Patrick Touhey, Western Missouri field manager for the libertarian think tank the Show-Me Institute, has a real problem with the proposed $800 GO Bonds deal that are up for vote on April 4.
Touhey is convinced Kansas City, Missouri, officials are being less than straightforward in explaining the costs to taxpayers. The claim that the average impact to the property tax owner is an $8 increase each year, says Touhey, is decidedly “not true.”
“Based on the City’s own data, the cost of the bond to that property owner would be over $4,100 for the 40-year life of the debt,” adds Touhey.
According to Touhey, the city has had to do some dubious math to arrive at the $8 figure. For one, the $8 represents the average amount of property tax increase each year, not the amount of the tax itself. But even this is misleading.
In addition, to get the average annual increase down to $8, the city had had to play any number of additional accounting tricks and assume that the City will not adopt any more GO Bonds for 40 years.
“Well-meaning people can and do disagree about how best to solve the City’s long-term maintenance problems and whether this GO Bond does enough to address the needs.

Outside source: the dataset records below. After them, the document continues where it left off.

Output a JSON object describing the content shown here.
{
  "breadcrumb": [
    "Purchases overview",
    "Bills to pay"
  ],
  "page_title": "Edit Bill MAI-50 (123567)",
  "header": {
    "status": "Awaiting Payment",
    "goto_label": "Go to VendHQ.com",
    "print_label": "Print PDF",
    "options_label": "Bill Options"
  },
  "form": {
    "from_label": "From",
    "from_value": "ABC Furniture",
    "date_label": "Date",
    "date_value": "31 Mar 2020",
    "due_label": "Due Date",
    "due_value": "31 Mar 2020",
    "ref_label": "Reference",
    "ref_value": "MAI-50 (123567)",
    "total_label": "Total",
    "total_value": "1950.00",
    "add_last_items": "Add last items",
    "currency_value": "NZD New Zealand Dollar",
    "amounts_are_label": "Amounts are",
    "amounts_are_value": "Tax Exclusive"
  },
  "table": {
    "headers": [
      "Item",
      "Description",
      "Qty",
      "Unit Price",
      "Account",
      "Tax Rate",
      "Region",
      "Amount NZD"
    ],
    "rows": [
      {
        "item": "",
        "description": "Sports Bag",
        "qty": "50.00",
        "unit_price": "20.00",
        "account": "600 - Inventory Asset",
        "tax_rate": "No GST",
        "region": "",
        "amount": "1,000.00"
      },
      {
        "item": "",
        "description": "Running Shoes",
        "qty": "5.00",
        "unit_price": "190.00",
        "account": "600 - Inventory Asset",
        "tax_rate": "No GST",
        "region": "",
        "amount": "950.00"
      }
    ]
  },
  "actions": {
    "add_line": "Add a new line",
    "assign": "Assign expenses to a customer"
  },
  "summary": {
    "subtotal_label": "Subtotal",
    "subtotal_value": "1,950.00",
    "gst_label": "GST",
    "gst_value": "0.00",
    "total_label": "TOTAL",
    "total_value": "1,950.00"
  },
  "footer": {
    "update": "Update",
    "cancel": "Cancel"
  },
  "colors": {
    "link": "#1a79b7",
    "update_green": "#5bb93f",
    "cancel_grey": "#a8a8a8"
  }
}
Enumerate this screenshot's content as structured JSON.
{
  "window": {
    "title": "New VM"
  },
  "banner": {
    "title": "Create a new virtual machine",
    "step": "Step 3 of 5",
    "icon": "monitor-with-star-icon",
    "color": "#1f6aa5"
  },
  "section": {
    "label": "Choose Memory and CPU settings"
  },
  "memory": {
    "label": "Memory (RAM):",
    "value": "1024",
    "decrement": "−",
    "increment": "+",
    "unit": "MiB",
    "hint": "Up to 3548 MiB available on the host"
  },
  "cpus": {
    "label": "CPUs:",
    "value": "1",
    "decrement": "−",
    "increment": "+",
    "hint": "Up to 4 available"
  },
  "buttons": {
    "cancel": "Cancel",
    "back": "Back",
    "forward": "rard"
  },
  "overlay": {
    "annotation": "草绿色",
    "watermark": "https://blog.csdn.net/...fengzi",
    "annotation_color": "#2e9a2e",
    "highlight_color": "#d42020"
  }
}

Laying that aside, the campaign that the city is waging in favor of the GO Bond is a disservice to voters and the democratic process,” said Tuohey.
“The real cost of this bond to the owner of a $140,000 house and $15,000 car is over $4,100 over the 40-year life of this debt,” Touhey continued. “The average annual tax paid over those years—to service this GO Bond—will be $106. Anyone who talks about an $8 ‘average annual increase’ is engaging in financial sleight-of-hand.”
The city is amassing a sizable war chest to sell the deal, much of it from contractors who stand to benefit if the Go Bonds pass on April 4.